Thursday 2 June 2011

"Will you be my contact in the world of home-baking?"* and other online influence conundrums

Social media happenings I will never understand:

1. Farmville: Agri-vation of the worst kind
2. Twitter rage: Just unfollow Piers Morgan if he annoys you that much
3. Measurements of online influence

Take Klout ('the standard measure of online influence', according to its biog); a tweet from Mo Krochmal asking if anyone understood +k sent me to the site this evening to see what he was talking about.
I still don't know what +k is, but I found myself in a section that told me what I was influential in and how long for.
Just have a look:



Oh yes, I am influential about Cupcake.
I've never baked them, I certainly don't tweet about them - hell, I don't even eat them - but I am influential about them.
It's possible Cupcake is a geographical place where tweets are enshrined in tablets of stone and Cupcakeians (Cupcakealonians?) live their lives according to 140char observations, but... possibly it's because I have two Twitter contacts - @Cupcake_Rev and @Cupcakesincity? I genuinely don't know how else to explain it.
Drilling down further into this ego-bruising data, my influence in Cupcake lasts 33 hours - the same as it does for Journalism.

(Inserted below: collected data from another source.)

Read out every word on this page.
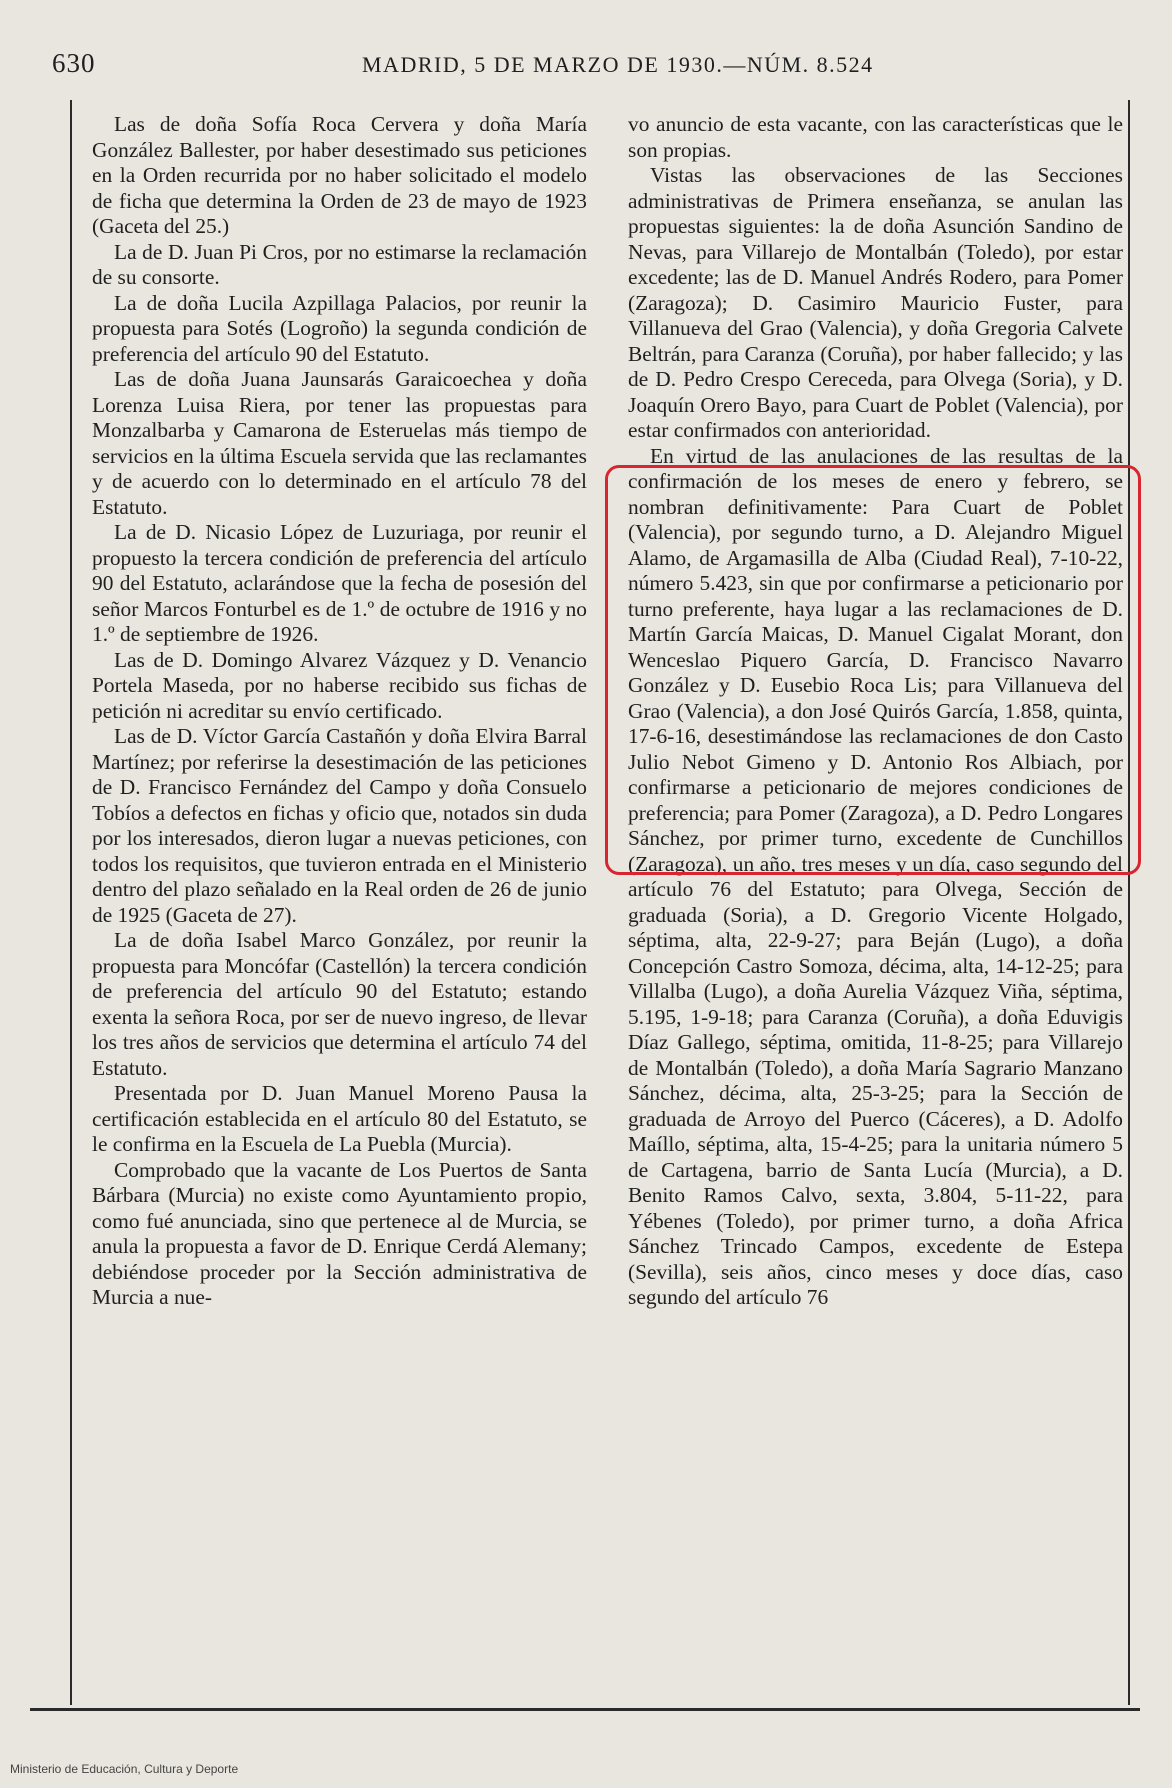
630	MADRID, 5 DE MARZO DE 1930.—NÚM. 8.524

Las de doña Sofía Roca Cervera y doña María González Ballester, por haber desestimado sus peticiones en la Orden recurrida por no haber solicitado el modelo de ficha que determina la Orden de 23 de mayo de 1923 (Gaceta del 25.)

La de D. Juan Pi Cros, por no estimarse la reclamación de su consorte.

La de doña Lucila Azpillaga Palacios, por reunir la propuesta para Sotés (Logroño) la segunda condición de preferencia del artículo 90 del Estatuto.

Las de doña Juana Jaunsarás Garaicoechea y doña Lorenza Luisa Riera, por tener las propuestas para Monzalbarba y Camarona de Esteruelas más tiempo de servicios en la última Escuela servida que las reclamantes y de acuerdo con lo determinado en el artículo 78 del Estatuto.

La de D. Nicasio López de Luzuriaga, por reunir el propuesto la tercera condición de preferencia del artículo 90 del Estatuto, aclarándose que la fecha de posesión del señor Marcos Fonturbel es de 1.º de octubre de 1916 y no 1.º de septiembre de 1926.

Las de D. Domingo Alvarez Vázquez y D. Venancio Portela Maseda, por no haberse recibido sus fichas de petición ni acreditar su envío certificado.

Las de D. Víctor García Castañón y doña Elvira Barral Martínez; por referirse la desestimación de las peticiones de D. Francisco Fernández del Campo y doña Consuelo Tobíos a defectos en fichas y oficio que, notados sin duda por los interesados, dieron lugar a nuevas peticiones, con todos los requisitos, que tuvieron entrada en el Ministerio dentro del plazo señalado en la Real orden de 26 de junio de 1925 (Gaceta de 27).

La de doña Isabel Marco González, por reunir la propuesta para Moncófar (Castellón) la tercera condición de preferencia del artículo 90 del Estatuto; estando exenta la señora Roca, por ser de nuevo ingreso, de llevar los tres años de servicios que determina el artículo 74 del Estatuto.

Presentada por D. Juan Manuel Moreno Pausa la certificación establecida en el artículo 80 del Estatuto, se le confirma en la Escuela de La Puebla (Murcia).

Comprobado que la vacante de Los Puertos de Santa Bárbara (Murcia) no existe como Ayuntamiento propio, como fué anunciada, sino que pertenece al de Murcia, se anula la propuesta a favor de D. Enrique Cerdá Alemany; debiéndose proceder por la Sección administrativa de Murcia a nue-

vo anuncio de esta vacante, con las características que le son propias.

Vistas las observaciones de las Secciones administrativas de Primera enseñanza, se anulan las propuestas siguientes: la de doña Asunción Sandino de Nevas, para Villarejo de Montalbán (Toledo), por estar excedente; las de D. Manuel Andrés Rodero, para Pomer (Zaragoza); D. Casimiro Mauricio Fuster, para Villanueva del Grao (Valencia), y doña Gregoria Calvete Beltrán, para Caranza (Coruña), por haber fallecido; y las de D. Pedro Crespo Cereceda, para Olvega (Soria), y D. Joaquín Orero Bayo, para Cuart de Poblet (Valencia), por estar confirmados con anterioridad.

En virtud de las anulaciones de las resultas de la confirmación de los meses de enero y febrero, se nombran definitivamente: Para Cuart de Poblet (Valencia), por segundo turno, a D. Alejandro Miguel Alamo, de Argamasilla de Alba (Ciudad Real), 7-10-22, número 5.423, sin que por confirmarse a peticionario por turno preferente, haya lugar a las reclamaciones de D. Martín García Maicas, D. Manuel Cigalat Morant, don Wenceslao Piquero García, D. Francisco Navarro González y D. Eusebio Roca Lis; para Villanueva del Grao (Valencia), a don José Quirós García, 1.858, quinta, 17-6-16, desestimándose las reclamaciones de don Casto Julio Nebot Gimeno y D. Antonio Ros Albiach, por confirmarse a peticionario de mejores condiciones de preferencia; para Pomer (Zaragoza), a D. Pedro Longares Sánchez, por primer turno, excedente de Cunchillos (Zaragoza), un año, tres meses y un día, caso segundo del artículo 76 del Estatuto; para Olvega, Sección de graduada (Soria), a D. Gregorio Vicente Holgado, séptima, alta, 22-9-27; para Beján (Lugo), a doña Concepción Castro Somoza, décima, alta, 14-12-25; para Villalba (Lugo), a doña Aurelia Vázquez Viña, séptima, 5.195, 1-9-18; para Caranza (Coruña), a doña Eduvigis Díaz Gallego, séptima, omitida, 11-8-25; para Villarejo de Montalbán (Toledo), a doña María Sagrario Manzano Sánchez, décima, alta, 25-3-25; para la Sección de graduada de Arroyo del Puerco (Cáceres), a D. Adolfo Maíllo, séptima, alta, 15-4-25; para la unitaria número 5 de Cartagena, barrio de Santa Lucía (Murcia), a D. Benito Ramos Calvo, sexta, 3.804, 5-11-22, para Yébenes (Toledo), por primer turno, a doña Africa Sánchez Trincado Campos, excedente de Estepa (Sevilla), seis años, cinco meses y doce días, caso segundo del artículo 76

Ministerio de Educación, Cultura y Deporte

The other topics are broadly there (not sure about 'business' but maybe my UCLan course links have played a part) and there may be a deeper moral here but, for me, the lesson is simply this: When it comes to social media influence measurements, take it all with a large pinch of chocolate frosting.
* If the admittedly-obscure title of this post doesn't ring any vague bell, I urge you to go and buy Pratt of the Argus by David Nobbs. Forget McNaes - this is the definitive book a regional news journalist needs to know by heart.